Hábitos que não passam

VASCO PULIDO VALENTE Público 15/11/2015

As relações entre o Ocidente e o islão deviam ser mínimas e estritamente materiais: petróleo por tecnologia – e acabou.
Na sexta-feira um ataque militar terrorista em Paris fez mais de 120 mortos. Alguns jihadistas gritaram às vítimas que o massacre era “pela Síria”. Não esqueçamos que a Síria foi uma colónia francesa entre 1919 e 1941, quando a Inglaterra expulsou as tropas de Pétain, para grande indignação do general de Gaulle e desgosto do Império. Durante todo o século XIX e grande parte do século XX, as potências nunca deixaram de se guerrear pelo domínio do Mediterrâneo oriental e da longa costa da África do Norte: a Inglaterra, a França, a Espanha, a Alemanha e, depois de 1945, a própria América. Churchill começou a sua carreira numa carga de cavalaria em Obdurman e Georges W. Bush acabou a dele no Iraque. Pelo meio, a França perdeu o Egipto e o Sudão e ganhou a Tunísia, a Argélia e uma considerável parte de Marrocos.
O Ocidente, por razões que variaram com a época e o país, sempre se achou dono da África do Norte e do Médio Oriente. A impotência de Istambul tornava o imenso território do Império Otomano em terra de ninguém e de toda a gente, que os diplomatas da “civilização” dividiam e redividiam a régua e esquadro. Mesmo a Rússia perdeu a sua única guerra – na Crimeia, com a França e a Inglaterra – por causa de uma querela com a Igreja Católica em Jerusalém. O canal de Suez, caminho para a “jóia da coroa” e para o Oriente, e a seguir o petróleo prolongaram até hoje o longo envolvimento da Europa e da América em questões que não lhes diziam respeito. Nem a descolonização, que provocou na Argélia barbaridades sem nome, mudou muito as coisas.
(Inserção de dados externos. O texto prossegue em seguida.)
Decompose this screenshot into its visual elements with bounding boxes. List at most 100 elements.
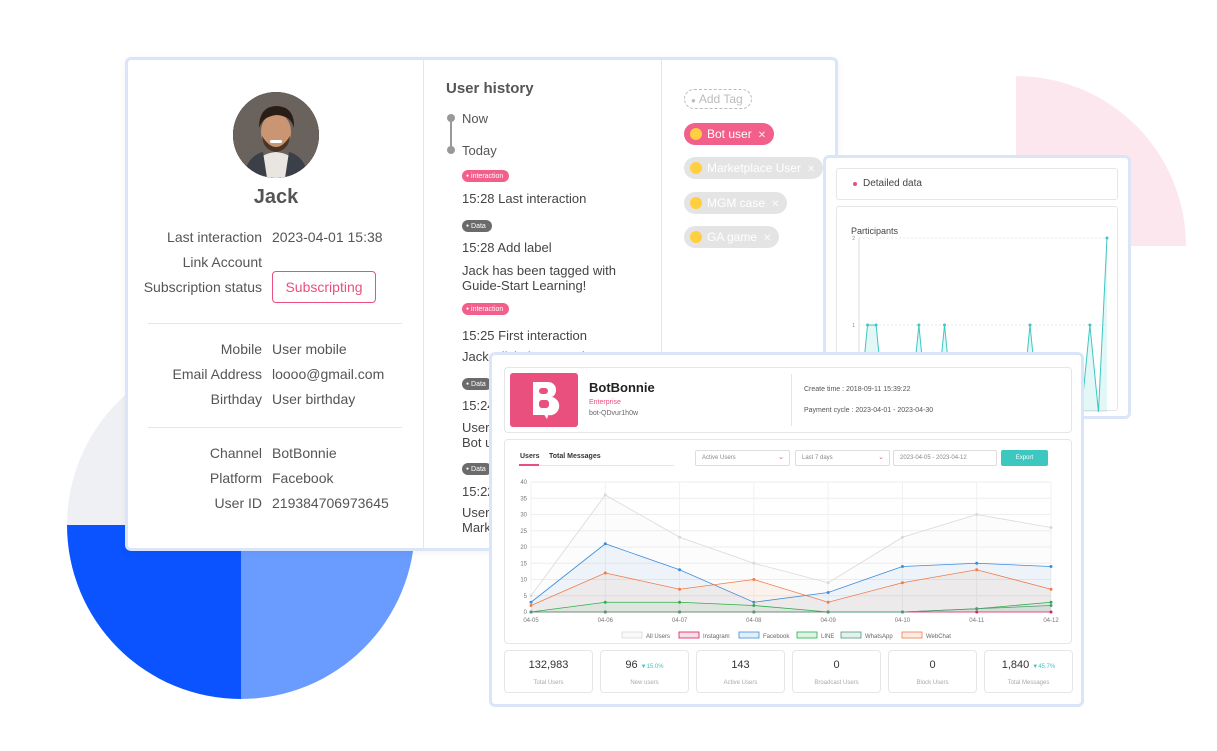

Sobretudo para a França que se continua a considerar tutora e protectora das suas velhas colónias.
A situação do Norte de África e do Médio Oriente é agora uma situação de guerra religiosa entre sunitas e xiitas (e as várias seitas de cada lado) e também, em certos países, de guerra entre islamitas e secularistas. Não ocorreria a nenhum estrangeiro de senso intervir neste caldeirão, como não ocorreria a um budista, por muita força e apetite que tivesse, intervir na “Guerra dos 30 Anos”. Mas nem o Ocidente nem a Rússia hesitaram um segundo em tomar partido pela palavra e pela bomba na região inteira. Julgavam que nenhum muçulmano se atreveria a transportar as suas sujas questões para o continente da liberdade e da tolerância. Um erro primário. Desde o primeiro momento que os designaram como fautores de qualquer desgraça em que metiam o nariz. As relações entre o Ocidente e o islão deviam ser mínimas e estritamente materiais: petróleo por tecnologia – e acabou. Fora isso, o terrorismo vai continuar e aumentar, quer a “grande” França queira, quer não.